Welcome to the radio magazine that brings you news, commentary and analysis from a Black Left perspective. I’m Glen Ford, along with my co-host Nellie Bailey. Coming up: The last of the Move 9 political prisoners is coming to New York City to celebrate his release from the prison gulag. And, two Black scholars talk about the books they have their students read – and whether the students appreciate or understand them.

 Police violence against Black people in Britain looks very much like it does in the United States. Adam Elliott-Cooper is a Phd candidate in the Department of Geography at Kings College, in London.
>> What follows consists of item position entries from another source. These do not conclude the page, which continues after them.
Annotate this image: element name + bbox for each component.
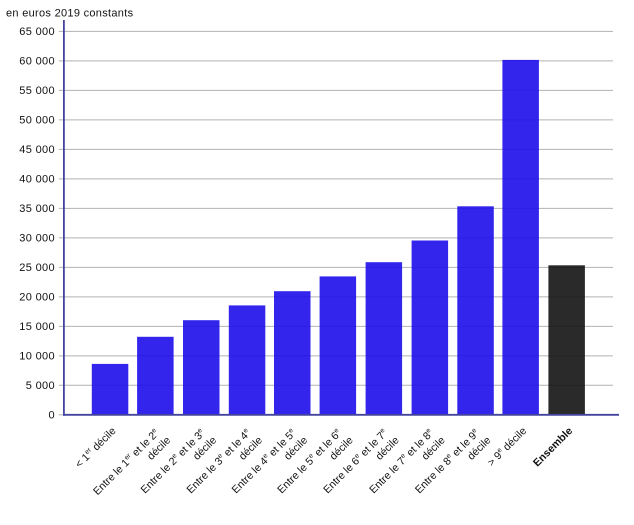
svg-text:35 000: 35 000 bbox=[19, 203, 55, 215]
svg-text:40 000: 40 000 bbox=[19, 173, 55, 185]
svg-text:55 000: 55 000 bbox=[19, 85, 55, 97]
svg-text:20 000: 20 000 bbox=[19, 291, 55, 303]
svg-text:65 000: 65 000 bbox=[19, 26, 55, 38]
svg-text:45 000: 45 000 bbox=[19, 144, 55, 156]
svg-text:60 000: 60 000 bbox=[19, 55, 55, 67]
svg-text:5 000: 5 000 bbox=[26, 380, 55, 392]
svg-text:en euros 2019 constants: en euros 2019 constants bbox=[6, 8, 134, 20]
svg-text:0: 0 bbox=[49, 409, 55, 421]
svg-text:30 000: 30 000 bbox=[19, 232, 55, 244]
svg-text:50 000: 50 000 bbox=[19, 114, 55, 126]
svg-text:15 000: 15 000 bbox=[19, 321, 55, 333]
svg-text:10 000: 10 000 bbox=[19, 350, 55, 362]
svg-text:25 000: 25 000 bbox=[19, 262, 55, 274]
Elliott-Cooper’s doctoral paper draws upon years of interviews he conducted with leaders of Black organizations opposed to police violence. He concluded that women are the heart and soul of the movement.

Delbert Africa, the last of the surviving Move 9 defendants to be released from prison in the 1978 death of a Philadelphia policeman, is coming to New York City to celebrate the end of his 42 year-long ordeal. Among those who will be welcoming Delbert Africa and his Move political Family, is Gwen DeBrow, of the Campaign to Bring another political prisoner, Mumia Abu Jamal, home.
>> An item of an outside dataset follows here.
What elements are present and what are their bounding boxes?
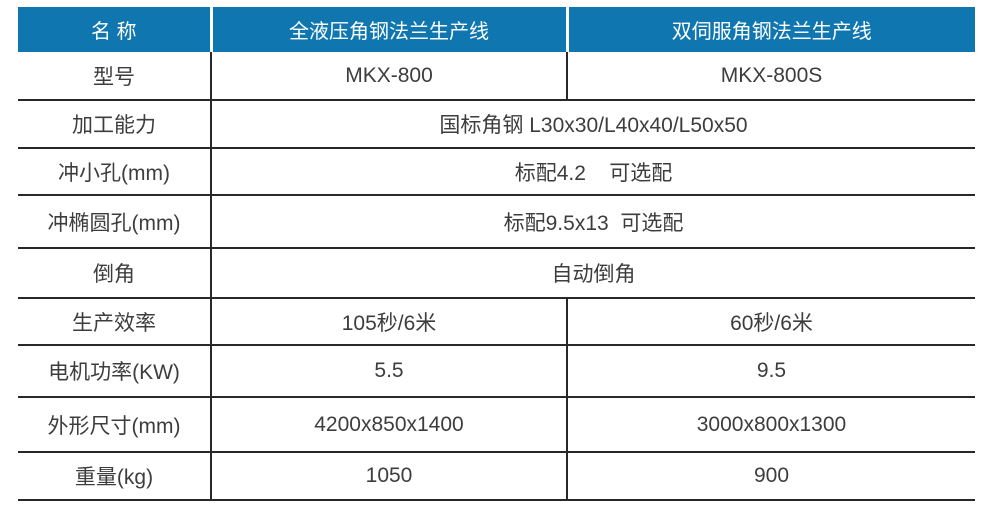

Books I Teach is a regular feature of Black Agenda Report organized by BAR Book Forum Editor Roberto Sirvent. Boh-KAY Sah-EEsee is a Phd candidate at the University of California at San Diego. She exposes her students to a full range of books on subjects from Black feminist thought to political economy. We asked Sah-EE-see if her students arrive in her class with a comprehensive understanding of chattel slavery in the United States.

Another contributor to BAR’s “Books I Teach” feature, is Tee-AH-na Reid. She’s a PhD candidate in English and Comparative Literature at Columbia University where Reid conducts research in Black studies, Marxism, and feminism. Reid says she finds it useful to expose students to books about the appearance of the so-called “New Negro” in the 1930s.